SZ-Weihnachtslied:"Mensch, erbarme Dich"

Marc Sinan mit der Musikerin Raushan Orazbaeva.

Marc Sinan (links) mit der kasachischen Musikerin Raushan Orazbaeva. Ihr Instrument ist die zweisaitige Kobys.

(Foto: Helmut Mauró)

Gesungene Freude ist vielfache Freude - sie schließt Leidende und Flüchtende ein. Der deutsch-türkisch-armenische Komponist Marc Sinan nimmt Heiligabend zum Anlass sich dessen zu besinnen - in einem Weihnachtslied, das er eigens für die SZ komponiert hat. Hören Sie rein, oder spielen Sie es nach!

Von Helmut Mauró

Der deutsch-türkisch-armenische Komponist Marc Sinan versucht mit seinen Multimedia-Projekten wie etwa "Hasretim" (auf DVD bei ecm), "Dede Korkut" und "Komitas" (Premiere kommenden April im bayerischen Irsee, weitere Aufführungen im Berliner Gorki-Theater) einen schwierigen Spagat zwischen kulturübergreifender Kunst und Verständigungspolitik.

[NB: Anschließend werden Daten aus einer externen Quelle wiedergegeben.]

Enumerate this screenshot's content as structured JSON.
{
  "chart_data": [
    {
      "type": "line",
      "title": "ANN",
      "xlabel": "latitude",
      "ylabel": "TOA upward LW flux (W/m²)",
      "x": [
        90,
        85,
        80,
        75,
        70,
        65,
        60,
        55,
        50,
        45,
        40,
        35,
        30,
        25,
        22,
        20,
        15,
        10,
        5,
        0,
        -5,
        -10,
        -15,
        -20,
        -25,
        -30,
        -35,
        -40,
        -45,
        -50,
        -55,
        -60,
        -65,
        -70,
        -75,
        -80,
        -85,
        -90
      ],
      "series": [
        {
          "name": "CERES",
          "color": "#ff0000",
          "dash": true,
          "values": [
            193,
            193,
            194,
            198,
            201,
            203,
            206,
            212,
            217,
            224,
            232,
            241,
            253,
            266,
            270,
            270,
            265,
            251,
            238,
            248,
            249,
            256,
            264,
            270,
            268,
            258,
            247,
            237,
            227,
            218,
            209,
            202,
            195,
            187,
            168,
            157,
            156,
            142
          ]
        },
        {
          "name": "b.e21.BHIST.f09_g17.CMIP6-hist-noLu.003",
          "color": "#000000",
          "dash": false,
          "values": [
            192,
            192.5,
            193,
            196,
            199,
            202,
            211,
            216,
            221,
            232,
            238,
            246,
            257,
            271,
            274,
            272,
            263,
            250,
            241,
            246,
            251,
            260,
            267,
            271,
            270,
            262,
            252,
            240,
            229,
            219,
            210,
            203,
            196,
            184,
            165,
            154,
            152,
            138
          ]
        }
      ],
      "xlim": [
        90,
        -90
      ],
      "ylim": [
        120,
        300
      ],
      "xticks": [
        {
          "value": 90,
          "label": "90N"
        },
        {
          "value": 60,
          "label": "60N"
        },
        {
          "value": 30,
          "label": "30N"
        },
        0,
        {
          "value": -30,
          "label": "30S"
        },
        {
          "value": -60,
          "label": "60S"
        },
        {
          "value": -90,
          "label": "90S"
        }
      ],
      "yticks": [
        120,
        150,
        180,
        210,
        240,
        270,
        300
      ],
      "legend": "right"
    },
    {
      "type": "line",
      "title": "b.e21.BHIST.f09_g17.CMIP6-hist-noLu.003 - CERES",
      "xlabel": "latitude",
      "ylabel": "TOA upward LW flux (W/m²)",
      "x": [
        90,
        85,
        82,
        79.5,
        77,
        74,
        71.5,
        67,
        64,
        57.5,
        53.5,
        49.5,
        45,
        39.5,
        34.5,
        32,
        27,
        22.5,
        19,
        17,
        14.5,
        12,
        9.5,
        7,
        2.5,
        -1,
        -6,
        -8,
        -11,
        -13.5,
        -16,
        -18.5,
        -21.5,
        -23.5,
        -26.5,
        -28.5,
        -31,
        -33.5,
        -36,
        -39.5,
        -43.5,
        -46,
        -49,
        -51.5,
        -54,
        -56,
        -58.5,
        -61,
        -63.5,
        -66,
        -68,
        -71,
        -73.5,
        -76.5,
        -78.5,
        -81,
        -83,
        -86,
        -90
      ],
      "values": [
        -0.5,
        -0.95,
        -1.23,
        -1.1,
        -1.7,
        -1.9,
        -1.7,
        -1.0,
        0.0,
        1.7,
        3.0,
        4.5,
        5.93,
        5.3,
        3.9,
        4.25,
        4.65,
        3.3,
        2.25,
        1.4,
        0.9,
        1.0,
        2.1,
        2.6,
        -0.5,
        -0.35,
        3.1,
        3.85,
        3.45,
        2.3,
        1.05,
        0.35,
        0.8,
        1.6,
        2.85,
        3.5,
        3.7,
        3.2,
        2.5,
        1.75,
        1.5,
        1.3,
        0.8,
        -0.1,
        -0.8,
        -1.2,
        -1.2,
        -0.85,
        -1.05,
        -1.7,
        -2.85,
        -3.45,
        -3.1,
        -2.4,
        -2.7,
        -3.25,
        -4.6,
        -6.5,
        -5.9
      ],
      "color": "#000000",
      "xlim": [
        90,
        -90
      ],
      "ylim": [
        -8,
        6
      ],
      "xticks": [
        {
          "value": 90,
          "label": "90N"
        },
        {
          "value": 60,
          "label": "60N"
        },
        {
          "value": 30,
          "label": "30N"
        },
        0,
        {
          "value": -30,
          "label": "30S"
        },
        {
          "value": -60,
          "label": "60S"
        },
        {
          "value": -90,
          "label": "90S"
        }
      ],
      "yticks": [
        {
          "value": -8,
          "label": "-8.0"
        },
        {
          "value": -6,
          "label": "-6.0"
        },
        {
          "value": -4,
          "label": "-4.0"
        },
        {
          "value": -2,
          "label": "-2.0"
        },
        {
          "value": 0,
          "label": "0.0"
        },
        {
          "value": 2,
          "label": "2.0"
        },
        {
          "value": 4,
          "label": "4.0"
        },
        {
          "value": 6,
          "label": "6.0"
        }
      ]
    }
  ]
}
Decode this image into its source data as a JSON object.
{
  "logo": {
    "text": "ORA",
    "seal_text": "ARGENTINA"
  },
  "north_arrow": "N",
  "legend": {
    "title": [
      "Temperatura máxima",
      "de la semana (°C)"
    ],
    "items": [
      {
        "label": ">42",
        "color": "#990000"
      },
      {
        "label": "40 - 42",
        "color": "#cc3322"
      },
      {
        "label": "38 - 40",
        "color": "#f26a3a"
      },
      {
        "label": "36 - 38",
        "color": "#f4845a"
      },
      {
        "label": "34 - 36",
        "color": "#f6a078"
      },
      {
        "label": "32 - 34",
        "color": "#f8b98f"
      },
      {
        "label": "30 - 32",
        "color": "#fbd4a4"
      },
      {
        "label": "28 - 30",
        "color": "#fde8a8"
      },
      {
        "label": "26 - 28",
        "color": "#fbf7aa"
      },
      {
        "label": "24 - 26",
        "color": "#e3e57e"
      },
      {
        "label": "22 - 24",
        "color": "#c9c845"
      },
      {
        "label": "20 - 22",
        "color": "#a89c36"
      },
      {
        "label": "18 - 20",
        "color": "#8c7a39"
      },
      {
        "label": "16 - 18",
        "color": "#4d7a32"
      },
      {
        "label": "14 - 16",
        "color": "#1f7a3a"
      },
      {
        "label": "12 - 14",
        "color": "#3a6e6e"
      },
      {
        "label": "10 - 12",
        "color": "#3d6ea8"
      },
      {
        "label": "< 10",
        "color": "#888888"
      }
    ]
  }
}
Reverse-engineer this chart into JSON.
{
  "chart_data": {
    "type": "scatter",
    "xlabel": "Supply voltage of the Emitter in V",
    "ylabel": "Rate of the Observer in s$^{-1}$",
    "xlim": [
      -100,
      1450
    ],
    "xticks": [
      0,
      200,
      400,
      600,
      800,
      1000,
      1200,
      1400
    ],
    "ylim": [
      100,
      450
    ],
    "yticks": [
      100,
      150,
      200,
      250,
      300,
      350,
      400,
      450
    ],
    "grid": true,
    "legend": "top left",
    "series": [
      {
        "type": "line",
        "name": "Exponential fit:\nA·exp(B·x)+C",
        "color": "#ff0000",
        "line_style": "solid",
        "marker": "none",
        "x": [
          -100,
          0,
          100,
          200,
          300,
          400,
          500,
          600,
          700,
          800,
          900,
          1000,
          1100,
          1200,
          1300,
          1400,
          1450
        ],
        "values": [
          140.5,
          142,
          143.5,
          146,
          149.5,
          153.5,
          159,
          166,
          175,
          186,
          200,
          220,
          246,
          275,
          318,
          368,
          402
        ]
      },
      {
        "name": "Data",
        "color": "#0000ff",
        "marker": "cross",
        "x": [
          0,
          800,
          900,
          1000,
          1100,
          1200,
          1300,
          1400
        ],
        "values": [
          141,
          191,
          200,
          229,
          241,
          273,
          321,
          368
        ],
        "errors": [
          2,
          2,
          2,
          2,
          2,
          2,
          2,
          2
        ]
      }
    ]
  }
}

Sein Konzept ist so einfach wie wirkungsvoll: Er bringt Künstler aus den in ihm verwurzelten Kulturkreisen zusammen, lädt türkische, kasachische, usbekische, armenische Sängerinnen und Musiker nach Berlin ein zu seinen Theater-Videoperformance-Livekonzert-Produktionen. Und die sollen nicht nur einen vergnüglichen Abend bringen, sondern auch über die Vorstellung hinaus einen Geist sympathischen Miteinanders installieren.

Mensch, erbarme Dich" von Marc Sinan.

Mensch, erbarme Dich! Für Singstimme, Klavier zu vier Händen und Glockenspiel. 100 Jahre nach dem letzten friedlichen Weihnachtsfest vor dem Genozid an den Armeniern. Für alle, die auf der Flucht sind. Nach einem Motiv des armenischen Priesters und Komponisten Komitas (1869 - 1935).

(Foto: Trio Musik Edition)

Das Verstehen und Reden und zusammen Musizieren kommt dann von selbst. Man ist neugierig aufeinander geworden, und Essen, Wein und Schnaps ist genug da.

An solchen Abenden mit Marc Sinan kann man lernen, dass Jux und Dollerei und das Reden über schlimmstes Leid und Verfolgung keine Gegensätze sind, sondern sich geradezu bedingen. Und dass sich das große Rad der Politik am besten dadurch drehen lässt, dass sich viele kleine menschliche Rädchen drehen.

Insofern ist die Umdichtung des ursprünglichen "Herr, erbarme Dich" in "Mensch, erbarme Dich" nur konsequent (live gesungen auf www.sueddeutsche.de/sz-weihnachtslied). Denkt man das an den Schluss des christlichen "Vaterunser", muss man noch weitergehen: Erbarme Dich unser, wie auch wir uns unseren Mitmenschen erbarmen, die unsere Hilfe brauchen oder erbitten oder verlangen oder ohne Gegenleistung einfach einfordern.